Let’s read the College’s news release on Early Decision closely.

Williams College announced acceptance of 216 of the 533 applicants for its Early Decision program. The 216 accepted applicants represent 39 percent of the total number of students projected for the Class of 2014.

216 is 39% of 554. Bad news! Williams should be cutting costs further to get its expenses in line with its revenues. Instead, it is continuing the practice (started with the class of 2013) of having classes that are over 550 instead of the usual target of 538 or so.

Fifteen extra students may not seem like much, but that is 15 singles turned into doubles for every year. Do this for two more years, and there will be 60 students in doubles who would have been in singles under the traditional class size.

Nothing creates housing conflict more than doubles. Williams ought to aim for a slogan like: Every room a single. Or at least: Every upperclass room a single. How much worse would your Williams experience have been if you had had an extra year in a double?

The people who run Williams are unwilling to make the hard cuts, so they take the easy way out. They don’t care if students live in doubles, if popular classes are harder to get into, if limited resources like tutorials are stretched further. They just want to keep their Children’s Center and Bolin Fellows.

“Williams is once again well on its way to enrolling one of the strongest entering classes in the country,” Nesbitt said. “We have read and considered their files closely, and we’re excited about the abilities, energy, and commitment they’ll bring to all facets of life on campus.

“Although the total number of applications was down relative to last year,” said Nesbitt, “the quality of the pool was exceptional, and the admitted group was as interesting and talented as any in recent memory.”

Hmmm. I am sure that all this is true, but, in past years, hasn’t the College done more bragging about the quality of the incoming students? Perhaps not. Back in the day, Admissions Director Phil Smith ’54 was famous for telling (truthfully!) each incoming class that they were the smartest, most accomplished class in Williams history. Seniors would then ruefully remark that they must, therefore, be the dumbest class on campus.

Accepted Early Decision students include 108 men and 108 women, with average verbal and math SAT scores of 706 and 705 respectively. Nineteen of the students identified themselves as African American, 16 as Asian American, 11 as Latino, two as Native American, and 11 as non-U.S. citizens.

Recall our debates from fall 2008 about whether the economic crisis would lead to a drop in demand for a Williams education as some families choose cheaper (but still high quality) state schools over Williams. Has there been a decrease in the quality of Early Decision admitted students? From 2002:

The admitted group has average SAT scores of 712 verbal and 700 math, compared with last year’s 709 and 702.

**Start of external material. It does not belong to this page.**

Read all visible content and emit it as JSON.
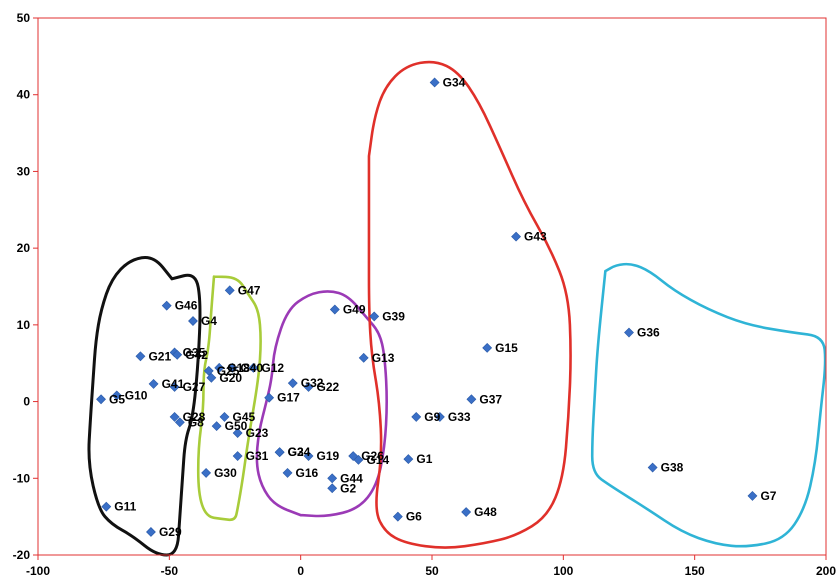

So, the average SAT scores (for accepted Early Decision students) was 1411 for class of 2006, 1412 for class of 2007, 1419 for the class of 2010, 1417 for the class of 2012 and 1411 for class of 2014. Seems fairly stable to me!

[Needless to say, there are a lot of complexities here, the composition of the ED pool may have changed, and so on. But, big picture, there is no good evidence that demand for a Williams education has been affected by the financial crisis and, so, the quality of Williams students has stayed mostly constant.]

Factoid: Dick Nesbitt gives an annual talk at reunion about the college admissions process, with lots of Williams specific details. Highly recommended! He mentioned that 50+ of the College’s 66 athletic tips are admitted Early Decision.

Mystery: I am still confused about how much of an advantage “normal” students have in apply for Early Decision compared to Regular Decision. Does anyone care to speculate? The College claims that there is no advantage, and the similarity between these average SAT scores and those for the class as a whole would tend to support that, especially since 1/4 of the ED students are tips. But, at the same time, The Early Admissions Game argues convincingly that applying early to places like Williams (and I believe that Williams was in their dataset) is worth 100-150 SAT points (on Math/Verbal combined). Thoughts?